What if you set up a machine that extensively logged all access in the same way that a honeypot would, but you didn't just set it up to be hacked. For example, I've got a linux box running with sshd and apache which I use to make work that I've done at home available to me at uni, and so my friends can download stuff off me easily. If someone came onto my computer and I decided to log all their access and monitor what they were doing, would I be invading their privacy? (bearing in mind that this computer is not set up as a honeypot)
ac
Technically yes if you did not inform them that they were being monitored. You know those support calls you make and you hear that lovely but monotoned voice that says "This call may be monitored for quality assurance". While the call is between you and the tech support (and any managers thereafter depending on the level of experience of the techie), the fact that the call is logged and potentially open (your expectation of privacy is gone) you have to be informed.Quote:
If someone came onto my computer and I decided to log all their access and monitor what they were doing, would I be invading their privacy? (bearing in mind that this computer is not set up as a honeypot)
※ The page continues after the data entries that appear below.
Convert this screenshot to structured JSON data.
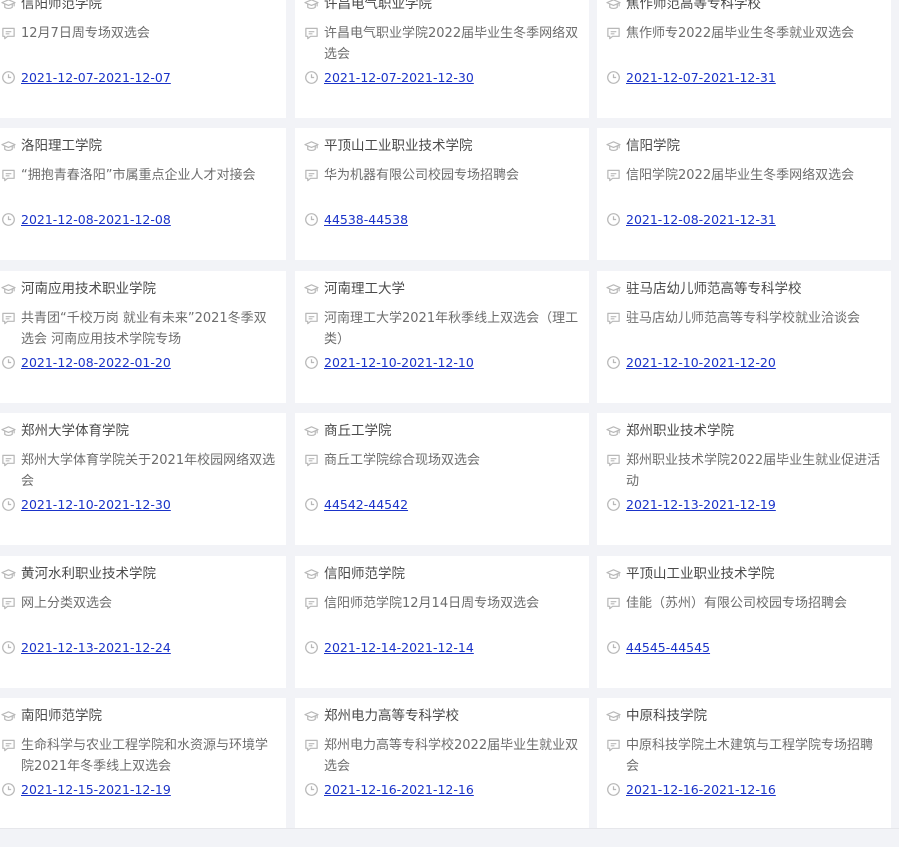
{
  "icons": {
    "title": "graduation-cap-icon",
    "desc": "chat-bubble-icon",
    "date": "clock-icon"
  },
  "colors": {
    "link": "#1a33c9",
    "icon": "#b8b8b8",
    "background": "#f2f3f7"
  },
  "cards": [
    {
      "school": "信阳师范学院",
      "event": "12月7日周专场双选会",
      "date": "2021-12-07-2021-12-07"
    },
    {
      "school": "许昌电气职业学院",
      "event": "许昌电气职业学院2022届毕业生冬季网络双选会",
      "date": "2021-12-07-2021-12-30"
    },
    {
      "school": "焦作师范高等专科学校",
      "event": "焦作师专2022届毕业生冬季就业双选会",
      "date": "2021-12-07-2021-12-31"
    },
    {
      "school": "洛阳理工学院",
      "event": "“拥抱青春洛阳”市属重点企业人才对接会",
      "date": "2021-12-08-2021-12-08"
    },
    {
      "school": "平顶山工业职业技术学院",
      "event": "华为机器有限公司校园专场招聘会",
      "date": "44538-44538"
    },
    {
      "school": "信阳学院",
      "event": "信阳学院2022届毕业生冬季网络双选会",
      "date": "2021-12-08-2021-12-31"
    },
    {
      "school": "河南应用技术职业学院",
      "event": "共青团“千校万岗 就业有未来”2021冬季双选会 河南应用技术学院专场",
      "date": "2021-12-08-2022-01-20"
    },
    {
      "school": "河南理工大学",
      "event": "河南理工大学2021年秋季线上双选会（理工类）",
      "date": "2021-12-10-2021-12-10"
    },
    {
      "school": "驻马店幼儿师范高等专科学校",
      "event": "驻马店幼儿师范高等专科学校就业洽谈会",
      "date": "2021-12-10-2021-12-20"
    },
    {
      "school": "郑州大学体育学院",
      "event": "郑州大学体育学院关于2021年校园网络双选会",
      "date": "2021-12-10-2021-12-30"
    },
    {
      "school": "商丘工学院",
      "event": "商丘工学院综合现场双选会",
      "date": "44542-44542"
    },
    {
      "school": "郑州职业技术学院",
      "event": "郑州职业技术学院2022届毕业生就业促进活动",
      "date": "2021-12-13-2021-12-19"
    },
    {
      "school": "黄河水利职业技术学院",
      "event": "网上分类双选会",
      "date": "2021-12-13-2021-12-24"
    },
    {
      "school": "信阳师范学院",
      "event": "信阳师范学院12月14日周专场双选会",
      "date": "2021-12-14-2021-12-14"
    },
    {
      "school": "平顶山工业职业技术学院",
      "event": "佳能（苏州）有限公司校园专场招聘会",
      "date": "44545-44545"
    },
    {
      "school": "南阳师范学院",
      "event": "生命科学与农业工程学院和水资源与环境学院2021年冬季线上双选会",
      "date": "2021-12-15-2021-12-19"
    },
    {
      "school": "郑州电力高等专科学校",
      "event": "郑州电力高等专科学校2022届毕业生就业双选会",
      "date": "2021-12-16-2021-12-16"
    },
    {
      "school": "中原科技学院",
      "event": "中原科技学院土木建筑与工程学院专场招聘会",
      "date": "2021-12-16-2021-12-16"
    }
  ]
}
While logging activities would be, IMO, a grey area I'd still put up a notice so that people know there isn't an expectation of privacy. Just as a CYA policy. :D
MsMittens, I'm not doubting you. I see what you're saying and it sounds logical to me, but why then, are large website administrators, etc. not prosecuted for having log files on their computers? I mean, plenty of people must access their sites, and by default, most httpd's take a decent amount of logs.
For example, could antionline be sued just because the site doesn't have a big banner on the front of it that says that access to the site is logged? I would really doubt that there is no logging for a site like this.
Again, this comment isn't meant to be a flame or anything...I agree with you, but the fact is that I don't know enough about this, so I've got to assume that other do and ask questions.
Thanks,
ac
[edit] I see there is a link to a security policy at the bottom of the main page which explains in great detail how information is used. Is that for this site, or for some of the advertisements at the bottom of the page? [/edit]
You mean the Privacy Policy? That's for AO and some of the advertising on the site. As long as you have it written somewhere that you are collecting information and how you intend to use it (to indicate the level of expected privacy then you are covered).Quote:
I see there is a link to a security policy at the bottom of the main page which explains in great detail how information is used. Is that for this site, or for some of the advertisements at the bottom of the page?
As you can see, JUPM does collect information about users via logging. In effect, the Privacy Policy found at most Websites is the CYA policy. I believe that should answer your initial question as to why webmasters at large websites aren't prosecuted for keeping logs. While most people don't read the Privacy Policy at websites (and really you should to see what information is open, what is being monitored regularly and what they do with your information), it is the Privacy Policies that usually indicate how information (logging and data mining) is being ued and what level of privacy expectation someone should have for a particular site.Quote:
What information are you collecting and how are you collecting it?
Every computer connected to the Internet is given a domain name and a set of numbers, that serve as that computer's "Internet Protocol" IP address. When a visitor requests a page from any Web site within the JUPM Network, our Web servers automatically recognize that visitor's domain name and IP address. The domain name and IP address reveal nothing personal about you other than the IP address from which you have accessed our site. We use this information to examine our traffic in aggregate, and to investigate misuse of the JUPM Network, its users, or to cooperate with law enforcement. See also Will you disclose the information you collect to outside third parties? We do not collect and evaluate this information for specific individuals. Our Web servers do not automatically record e-mail addresses of the visitors.